La demanda de su esposa, Sonia Álvarez Campillo es clara y urgente: fe de vida.
Ante el silencio oficial y el bloqueo de las comunicaciones, la sociedad civil y los familiares exigen que se permita una visita inmediata o una llamada telefónica que confirme que Navarro sigue con vida y en qué condiciones se encuentra.
"Desde el jueves pasado, que supimos de la golpiza de Félix Navarro en Agüica, no hemos sabido más nada", declaró Álvarez en un audio enviado a Martí Noticias.
La falta de acceso telefónico, un derecho elemental incluso bajo régimen penitenciario, ha disparado las alarmas de que Navarro podría estar incapacitado o bajo represalias severas.
En un mensaje contundente, Álvarez señaló nombres específicos dentro de la jerarquía represiva de la provincia: responsabiliza directamente a la dirección del penal, mencionando a Emilio Cruz y al Jefe del Orden Interior Noslen Pedroso Sotolongo, así como al jefe de la Seguridad del Estado en Colón, Orlando Figueroa.
"Pienso que no lo hayan sacado a llamar y yo los responsabilizo de lo que le pueda haber pasado a Félix", enfatizó su esposa.
Según la denuncia, la agresión del jueves habría terminado con Navarro esposado y trasladado a una celda de castigo.
El director del Centro de Denuncias Defensa CD, Juan Carlos Vargas, ha advertido repetidamente que cualquier agresión física contra el opositor pone en riesgo inminente su vida.
"Estamos hablando de una persona que tiene una medida cautelar de protección por parte de la CIDH (Comisión Interamericana de Derechos Humanos). El Estado sabía perfectamente que tenía la obligación internacional de resguardar su vida e integridad. Aun así, lo golpean estando esposado. Eso no es un exceso, es una decisión".

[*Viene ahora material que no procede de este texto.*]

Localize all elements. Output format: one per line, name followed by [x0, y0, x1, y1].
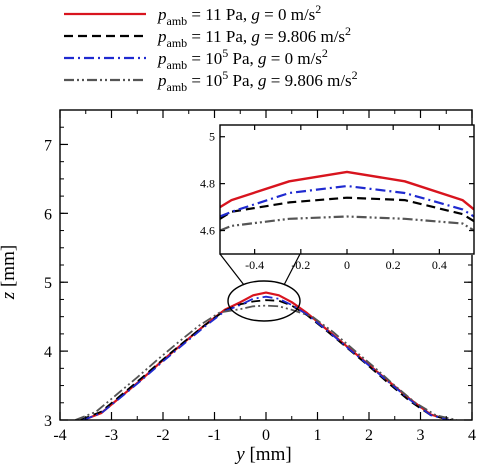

La preocupación no es infundada. Félix Navarro, de 72 años y figura histórica de la oposición en la isla, padece de condiciones de salud preexistentes que se han agravado durante su encierro.
Cumple nueve años de privación de libertad, en una condena relacionada con las protestas antigubernamentales del 11 y 12 de julio de 2021.
Hasta el momento de redactar esta nota, las autoridades cubanas no han proporcionado a la mujer ninguna información sobre el incidente en Agüica ni sobre el paradero actual de Navarro dentro del sistema penal.